The suicidal thoughts started very subtly, and in the fog, I didn’t even recognize them for what they were. I was tired, exhausted from the endless cycle of striving and indulging. I just wanted to go to sleep and never wake up. As this thought grew in my mind, I began to formulate a plan to make it happen. My double life had already taken its toll on me physically. I was experiencing high blood pressure, passing out spells and migraine headaches. No real medical cause was ever found for my symptoms but the doctors were more than happy to medicate them. I started taking more and more of my medication to help me sleep and help me to forget my struggles.

Finally, the day came when I didn’t care if I woke up or not. The thought that I kept repeating in my mind was that I wanted to go to sleep and never wake up. I had preached morning and evening messages at church the day before and felt emptier than I could ever remember. I went into my bedroom and began swallowing pills.

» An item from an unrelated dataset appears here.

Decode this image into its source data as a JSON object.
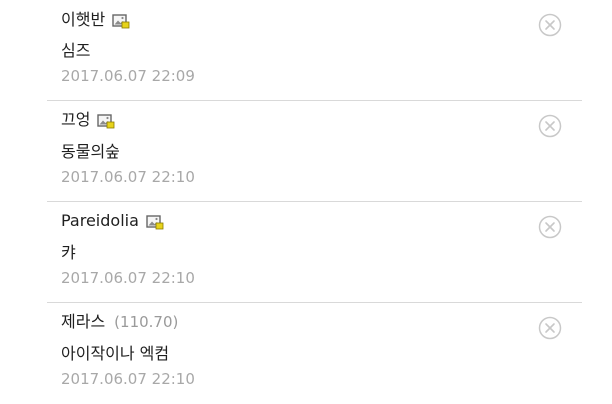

I don’t even remember how far I had gotten in the process when my wife came in and I fell apart in front of her. By the end of that day, just 24 hours after another religious performance, I was admitted to a psychiatric hospital and labeled suicidal. It was a humiliating experience. I was stripped of my belt, razor, shoe strings and anything else that I might use to harm myself. I was put in a room where I could be watched so that I would not attempt suicide. I was heavily medicated. I lost my church, nearly lost my family, lost my perfect mask and lost my capacity to maintain the facade of my past.

The psychiatric hospital was not the answer to all of my problems, but the Lord did use it to provide me with a safe place to let down my guard and share with my wife and others what was really going on inside of me (wouldn’t it have been awesome if the church had been that safe place!). HONESTY. This was my first choice toward life. Maybe it will help you make this choice as well!

When my journey was held inside in secrecy, it had great power over me. I felt like I was the only one who experienced these things or felt this way. Since sharing my journey with others, I have come to understand that we all have a story. Some involve much more pain than mine and some less but we all have a story and we all need to choose life.